Él se levantó y salió a la calle. Volvió a hablar con la otra. La cuarta insistencia fue calmada con un “pronto estaré allí”. Ella bailaba con el veinteañero al ritmo de un segundo vals descoordinado por el vino blanco que ella había bebido en exceso, al igual que su torpe compañero de baile. Él colgó la llamada de su promesa y encendió un cigarro para el suspiro. Ella se acercaba más y más en su baile al cuerpo casi adolescente del recién llegado buscando el roce de los sentidos. Él caminaba en idas y venidas por la acera. Ella colocó su rostro pegado al otro. Él apuraba un cigarro que soñaba infinito. Ella rozó la nobleza del desorientado veinteañero y pasó discreta la lengua por su oreja. Él volvió a entrar en el que antes fue restaurante y ahora discoteca. Ella le susurró algo al oído. Él fue directo al baño para prolongar su ausencia. Ella le agarró del brazo y sacó del baile. Él cerró la puerta con pestillo y comenzó a bajarse la cremallera del pantalón. Ella le metió en el baño de ellas y comenzó a bajarle la cremallera del pantalón. Él sacó su miembro y lo apuntó hacia la araña. Ella le sacó el miembro y lo dirigió hacia su boca. Él no tenía dentro nada que dirigir a la araña y disfrutó del tacto de su mano sobre su miembro. Ella desagravió el desagravio del veinteañero desconcertado y excitado. Él encontró algo que dirigir a la araña. Ella abrió el grifo del lavabo y se limpió. Él pulsó el agua que se llevó el recuerdo de su paso. Ella cerró el grifo, le subió la cremallera, le dio un beso en la mejilla y abrió el pestillo de la puerta. Él se subió la cremallera, miró al espejo y abrió el pestillo de la puerta.
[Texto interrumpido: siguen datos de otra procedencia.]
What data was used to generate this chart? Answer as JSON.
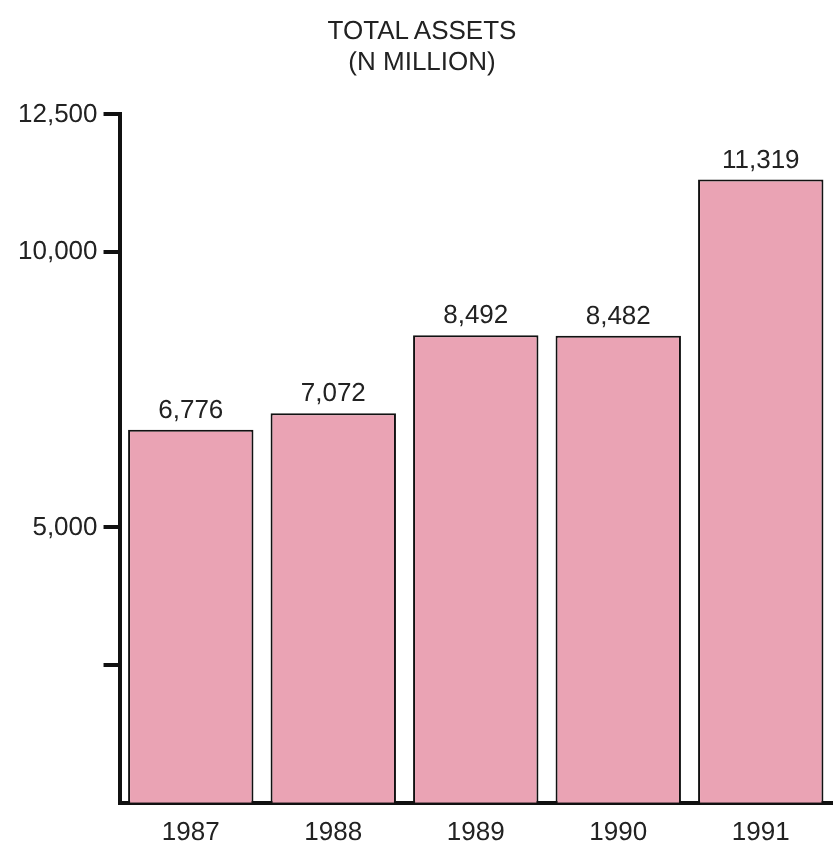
{
  "chart_data": {
    "type": "bar",
    "title": "TOTAL ASSETS\n(N MILLION)",
    "categories": [
      "1987",
      "1988",
      "1989",
      "1990",
      "1991"
    ],
    "values": [
      6776,
      7072,
      8492,
      8482,
      11319
    ],
    "color": "#eaa3b4",
    "ylim": [
      0,
      12500
    ],
    "yticks": [
      {
        "value": 2500,
        "label": null
      },
      {
        "value": 5000,
        "label": "5,000"
      },
      {
        "value": 10000,
        "label": "10,000"
      },
      {
        "value": 12500,
        "label": "12,500"
      }
    ],
    "value_labels": [
      "6,776",
      "7,072",
      "8,492",
      "8,482",
      "11,319"
    ],
    "grid": false,
    "legend": false
  }
}
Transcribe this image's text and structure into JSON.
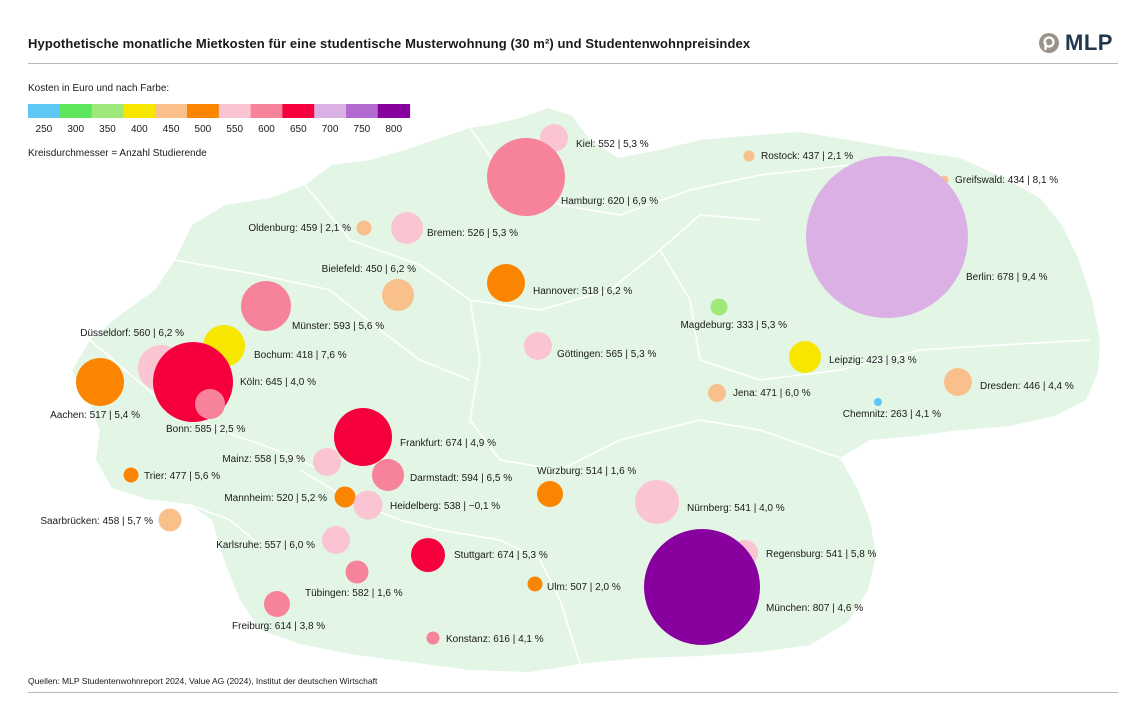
{
  "header": {
    "title": "Hypothetische monatliche Mietkosten für eine studentische Musterwohnung (30 m²) und Studentenwohnpreisindex",
    "logo_text": "MLP"
  },
  "legend": {
    "caption": "Kosten in Euro und nach Farbe:",
    "size_note": "Kreisdurchmesser = Anzahl Studierende",
    "bins": [
      {
        "label": "250",
        "color": "#5bc8f5"
      },
      {
        "label": "300",
        "color": "#5ce65c"
      },
      {
        "label": "350",
        "color": "#9fe87a"
      },
      {
        "label": "400",
        "color": "#f7e600"
      },
      {
        "label": "450",
        "color": "#f9c08c"
      },
      {
        "label": "500",
        "color": "#fb8500"
      },
      {
        "label": "550",
        "color": "#fbc4d2"
      },
      {
        "label": "600",
        "color": "#f7839b"
      },
      {
        "label": "650",
        "color": "#f5003c"
      },
      {
        "label": "700",
        "color": "#dbb0e5"
      },
      {
        "label": "750",
        "color": "#b26ad1"
      },
      {
        "label": "800",
        "color": "#88009d"
      }
    ]
  },
  "map": {
    "land_color": "#e3f5e5",
    "border_color": "#ffffff",
    "cities": [
      {
        "name": "Kiel",
        "rent": 552,
        "index": "5,3 %",
        "label": "Kiel: 552 | 5,3 %"
      },
      {
        "name": "Hamburg",
        "rent": 620,
        "index": "6,9 %",
        "label": "Hamburg: 620 | 6,9 %"
      },
      {
        "name": "Rostock",
        "rent": 437,
        "index": "2,1 %",
        "label": "Rostock: 437 | 2,1 %"
      },
      {
        "name": "Greifswald",
        "rent": 434,
        "index": "8,1 %",
        "label": "Greifswald: 434 | 8,1 %"
      },
      {
        "name": "Berlin",
        "rent": 678,
        "index": "9,4 %",
        "label": "Berlin: 678 | 9,4 %"
      },
      {
        "name": "Oldenburg",
        "rent": 459,
        "index": "2,1 %",
        "label": "Oldenburg: 459 | 2,1 %"
      },
      {
        "name": "Bremen",
        "rent": 526,
        "index": "5,3 %",
        "label": "Bremen: 526 | 5,3 %"
      },
      {
        "name": "Bielefeld",
        "rent": 450,
        "index": "6,2 %",
        "label": "Bielefeld: 450 | 6,2 %"
      },
      {
        "name": "Hannover",
        "rent": 518,
        "index": "6,2 %",
        "label": "Hannover: 518 | 6,2 %"
      },
      {
        "name": "Münster",
        "rent": 593,
        "index": "5,6 %",
        "label": "Münster: 593 | 5,6 %"
      },
      {
        "name": "Magdeburg",
        "rent": 333,
        "index": "5,3 %",
        "label": "Magdeburg: 333 | 5,3 %"
      },
      {
        "name": "Düsseldorf",
        "rent": 560,
        "index": "6,2 %",
        "label": "Düsseldorf: 560 | 6,2 %"
      },
      {
        "name": "Bochum",
        "rent": 418,
        "index": "7,6 %",
        "label": "Bochum: 418 | 7,6 %"
      },
      {
        "name": "Göttingen",
        "rent": 565,
        "index": "5,3 %",
        "label": "Göttingen: 565 | 5,3 %"
      },
      {
        "name": "Leipzig",
        "rent": 423,
        "index": "9,3 %",
        "label": "Leipzig: 423 | 9,3 %"
      },
      {
        "name": "Köln",
        "rent": 645,
        "index": "4,0 %",
        "label": "Köln: 645 | 4,0 %"
      },
      {
        "name": "Aachen",
        "rent": 517,
        "index": "5,4 %",
        "label": "Aachen: 517 | 5,4 %"
      },
      {
        "name": "Jena",
        "rent": 471,
        "index": "6,0 %",
        "label": "Jena: 471 | 6,0 %"
      },
      {
        "name": "Dresden",
        "rent": 446,
        "index": "4,4 %",
        "label": "Dresden: 446 | 4,4 %"
      },
      {
        "name": "Bonn",
        "rent": 585,
        "index": "2,5 %",
        "label": "Bonn: 585 | 2,5 %"
      },
      {
        "name": "Chemnitz",
        "rent": 263,
        "index": "4,1 %",
        "label": "Chemnitz: 263 | 4,1 %"
      },
      {
        "name": "Frankfurt",
        "rent": 674,
        "index": "4,9 %",
        "label": "Frankfurt: 674 | 4,9 %"
      },
      {
        "name": "Mainz",
        "rent": 558,
        "index": "5,9 %",
        "label": "Mainz: 558 | 5,9 %"
      },
      {
        "name": "Trier",
        "rent": 477,
        "index": "5,6 %",
        "label": "Trier: 477 | 5,6 %"
      },
      {
        "name": "Darmstadt",
        "rent": 594,
        "index": "6,5 %",
        "label": "Darmstadt: 594 | 6,5 %"
      },
      {
        "name": "Würzburg",
        "rent": 514,
        "index": "1,6 %",
        "label": "Würzburg: 514 | 1,6 %"
      },
      {
        "name": "Mannheim",
        "rent": 520,
        "index": "5,2 %",
        "label": "Mannheim: 520 | 5,2 %"
      },
      {
        "name": "Heidelberg",
        "rent": 538,
        "index": "−0,1 %",
        "label": "Heidelberg: 538 | −0,1 %"
      },
      {
        "name": "Nürnberg",
        "rent": 541,
        "index": "4,0 %",
        "label": "Nürnberg: 541 | 4,0 %"
      },
      {
        "name": "Saarbrücken",
        "rent": 458,
        "index": "5,7 %",
        "label": "Saarbrücken: 458 | 5,7 %"
      },
      {
        "name": "Karlsruhe",
        "rent": 557,
        "index": "6,0 %",
        "label": "Karlsruhe: 557 | 6,0 %"
      },
      {
        "name": "Stuttgart",
        "rent": 674,
        "index": "5,3 %",
        "label": "Stuttgart: 674 | 5,3 %"
      },
      {
        "name": "Regensburg",
        "rent": 541,
        "index": "5,8 %",
        "label": "Regensburg: 541 | 5,8 %"
      },
      {
        "name": "Ulm",
        "rent": 507,
        "index": "2,0 %",
        "label": "Ulm: 507 | 2,0 %"
      },
      {
        "name": "Tübingen",
        "rent": 582,
        "index": "1,6 %",
        "label": "Tübingen: 582 | 1,6 %"
      },
      {
        "name": "München",
        "rent": 807,
        "index": "4,6 %",
        "label": "München: 807 | 4,6 %"
      },
      {
        "name": "Freiburg",
        "rent": 614,
        "index": "3,8 %",
        "label": "Freiburg: 614 | 3,8 %"
      },
      {
        "name": "Konstanz",
        "rent": 616,
        "index": "4,1 %",
        "label": "Konstanz: 616 | 4,1 %"
      }
    ]
  },
  "footer": {
    "source": "Quellen: MLP Studentenwohnreport 2024, Value AG (2024), Institut der deutschen Wirtschaft"
  }
}
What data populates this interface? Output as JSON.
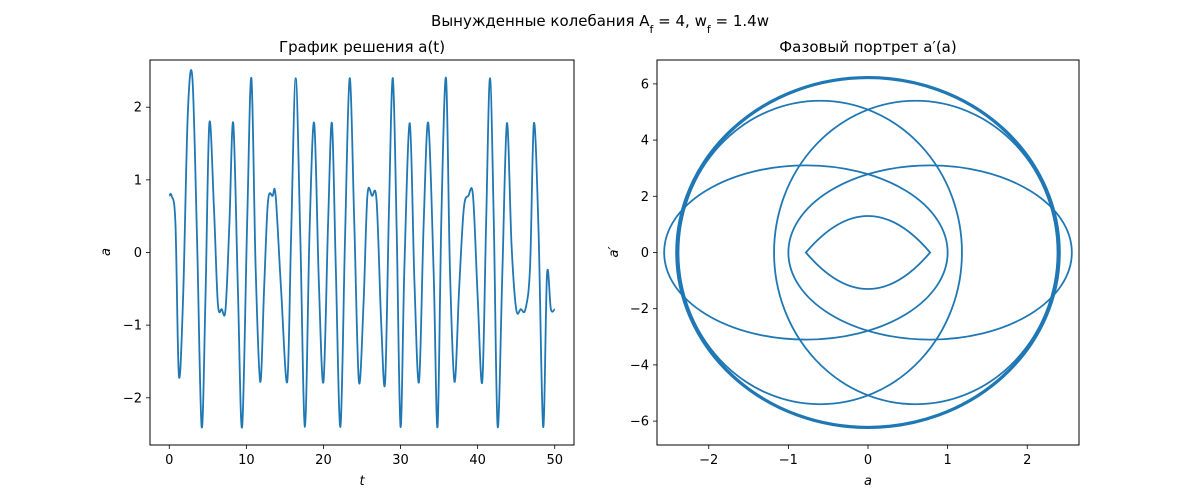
{
  "figure": {
    "suptitle": "Вынужденные колебания A_f = 4, w_f = 1.4w"
  },
  "chart_data": [
    {
      "type": "line",
      "title": "График решения a(t)",
      "xlabel": "t",
      "ylabel": "a",
      "xlim": [
        -2.5,
        52.5
      ],
      "ylim": [
        -2.65,
        2.65
      ],
      "xticks": [
        0,
        10,
        20,
        30,
        40,
        50
      ],
      "yticks": [
        -2,
        -1,
        0,
        1,
        2
      ],
      "xtick_labels": [
        "0",
        "10",
        "20",
        "30",
        "40",
        "50"
      ],
      "ytick_labels": [
        "−2",
        "−1",
        "0",
        "1",
        "2"
      ],
      "line_color": "#1f77b4",
      "series": [
        {
          "x": [
            0,
            0.3,
            0.8,
            1.25,
            1.8,
            2.4,
            3.0,
            3.6,
            4.2,
            4.7,
            5.2,
            5.8,
            6.3,
            6.8,
            7.3,
            7.8,
            8.3,
            8.9,
            9.45,
            10.1,
            10.65,
            11.2,
            11.8,
            12.3,
            12.8,
            13.4,
            13.8,
            14.5,
            15.3,
            15.8,
            16.4,
            17.0,
            17.6,
            18.2,
            18.8,
            19.4,
            20.0,
            20.6,
            21.1,
            21.6,
            22.2,
            22.8,
            23.4,
            24.0,
            24.6,
            25.2,
            25.7,
            26.3,
            26.9,
            27.5,
            28.0,
            28.5,
            29.0,
            29.5,
            30.0,
            30.5,
            31.2,
            31.8,
            32.4,
            33.0,
            33.6,
            34.3,
            34.8,
            35.3,
            35.9,
            36.4,
            37.0,
            37.6,
            38.2,
            38.8,
            39.4,
            40.0,
            40.6,
            41.1,
            41.6,
            42.1,
            42.6,
            43.2,
            43.8,
            44.4,
            45.0,
            45.6,
            46.2,
            46.8,
            47.3,
            47.9,
            48.5,
            49.0,
            49.5,
            50.0
          ],
          "y": [
            0.78,
            0.78,
            0.4,
            -1.7,
            -0.6,
            1.9,
            2.4,
            0.2,
            -2.4,
            -0.6,
            1.78,
            0.6,
            -0.7,
            -0.78,
            -0.78,
            0.4,
            1.78,
            -0.5,
            -2.4,
            0.4,
            2.4,
            -0.2,
            -1.78,
            -0.5,
            0.7,
            0.78,
            0.78,
            -0.5,
            -1.78,
            0.2,
            2.4,
            0.2,
            -2.4,
            0.3,
            1.78,
            -0.4,
            -1.78,
            0.4,
            1.78,
            -0.2,
            -2.4,
            0.2,
            2.4,
            0.4,
            -1.78,
            -0.7,
            0.78,
            0.78,
            0.7,
            -1.0,
            -1.78,
            0.6,
            2.4,
            0.3,
            -2.4,
            -0.2,
            1.78,
            -0.4,
            -1.78,
            0.4,
            1.78,
            -0.3,
            -2.4,
            0.5,
            2.4,
            -0.2,
            -1.78,
            -0.5,
            0.6,
            0.78,
            0.78,
            -0.6,
            -1.78,
            0.4,
            2.4,
            0.4,
            -2.4,
            -0.3,
            1.78,
            0.1,
            -0.78,
            -0.78,
            -0.78,
            -0.2,
            1.78,
            0.3,
            -2.4,
            -0.3,
            -0.78,
            -0.78
          ]
        }
      ]
    },
    {
      "type": "line",
      "title": "Фазовый портрет a′(a)",
      "xlabel": "a",
      "ylabel": "a′",
      "xlim": [
        -2.65,
        2.65
      ],
      "ylim": [
        -6.85,
        6.85
      ],
      "xticks": [
        -2,
        -1,
        0,
        1,
        2
      ],
      "yticks": [
        -6,
        -4,
        -2,
        0,
        2,
        4,
        6
      ],
      "xtick_labels": [
        "−2",
        "−1",
        "0",
        "1",
        "2"
      ],
      "ytick_labels": [
        "−6",
        "−4",
        "−2",
        "0",
        "2",
        "4",
        "6"
      ],
      "line_color": "#1f77b4",
      "curves": [
        {
          "cx": 0,
          "cy": 0,
          "rx": 2.41,
          "ry": 6.25
        },
        {
          "cx": 0,
          "cy": 0,
          "rx": 2.39,
          "ry": 6.2
        },
        {
          "cx": -0.6,
          "cy": 0,
          "rx": 1.78,
          "ry": 5.4
        },
        {
          "cx": 0.6,
          "cy": 0,
          "rx": 1.78,
          "ry": 5.4
        },
        {
          "cx": -0.78,
          "cy": 0,
          "rx": 1.78,
          "ry": 3.1
        },
        {
          "cx": 0.78,
          "cy": 0,
          "rx": 1.78,
          "ry": 3.1
        }
      ],
      "inner_lens": {
        "tip": 0.78,
        "height": 2.6
      }
    }
  ]
}
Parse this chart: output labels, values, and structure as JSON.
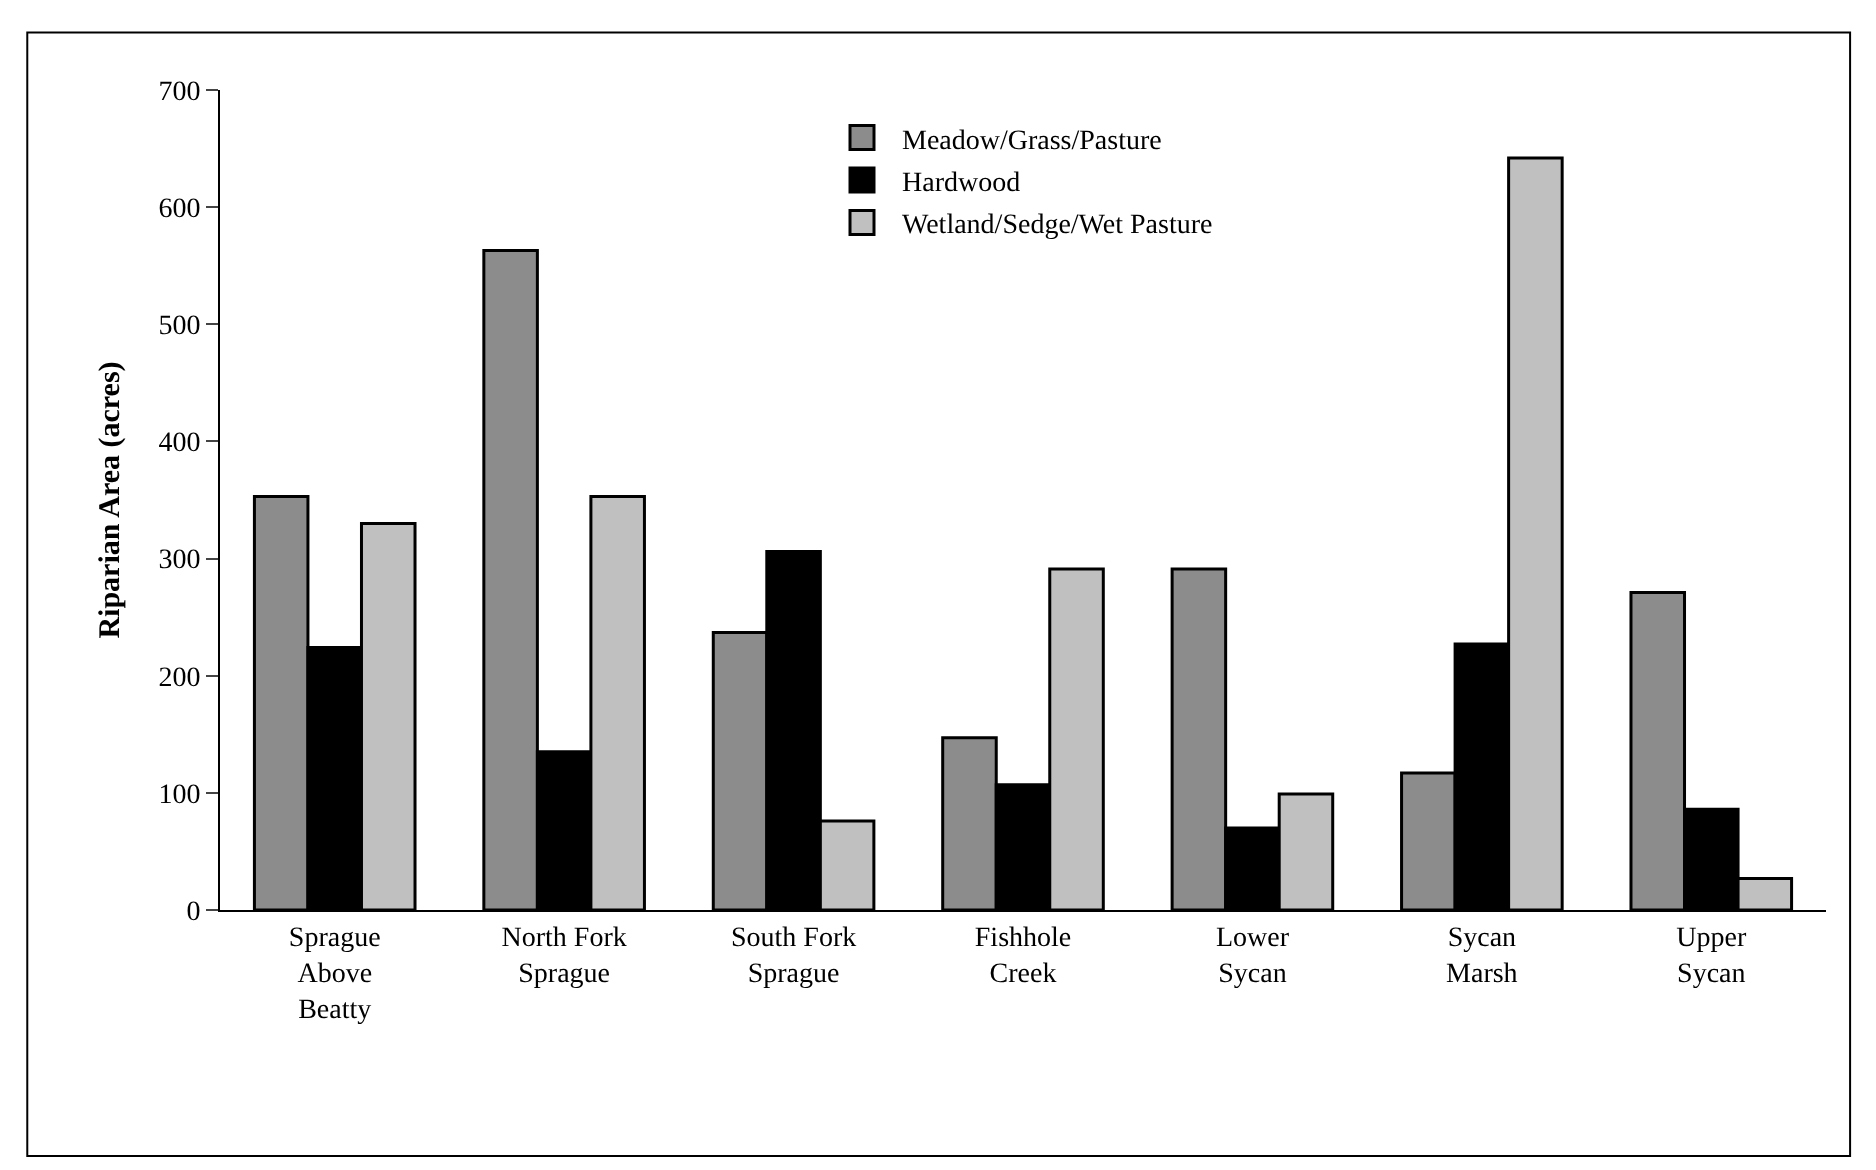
{
  "chart_data": {
    "type": "bar",
    "ylabel": "Riparian Area (acres)",
    "categories": [
      "Sprague Above Beatty",
      "North Fork Sprague",
      "South Fork Sprague",
      "Fishhole Creek",
      "Lower Sycan",
      "Sycan Marsh",
      "Upper Sycan"
    ],
    "series": [
      {
        "name": "Meadow/Grass/Pasture",
        "color": "#8c8c8c",
        "values": [
          353,
          563,
          237,
          147,
          291,
          117,
          271
        ]
      },
      {
        "name": "Hardwood",
        "color": "#000000",
        "values": [
          224,
          135,
          306,
          107,
          70,
          227,
          86
        ]
      },
      {
        "name": "Wetland/Sedge/Wet Pasture",
        "color": "#c0c0c0",
        "values": [
          330,
          353,
          76,
          291,
          99,
          642,
          27
        ]
      }
    ],
    "ylim": [
      0,
      700
    ],
    "yticks": [
      0,
      100,
      200,
      300,
      400,
      500,
      600,
      700
    ],
    "legend": "top"
  }
}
Ambas puertas se abrieron a la vez. Una junto a la otra en un corto pasillo tenuemente iluminado. Ambos entraron en él en el mismo instante. Ella dibujaba una leve sonrisa compasiva cuando le vio. Él mantenía su mirada indiferente perpetuada por los años. Ella borró su sonrisa de golpe. Él mantuvo su indiferencia presente. El silencio del pasillo dejó de serlo cuando el sonido de la cadena del baño de mujeres sonó de repente. Él no tuvo tiempo de sospechar porque ella se lo dijo. Era algo que a él le hubiera encantado oír hacía mucho tiempo porque lo que menos quería era seguir con ella. Pero hubo de aguardar hasta entonces para poder escucharlo de su boca recién lavada. “¿Nos vamos?”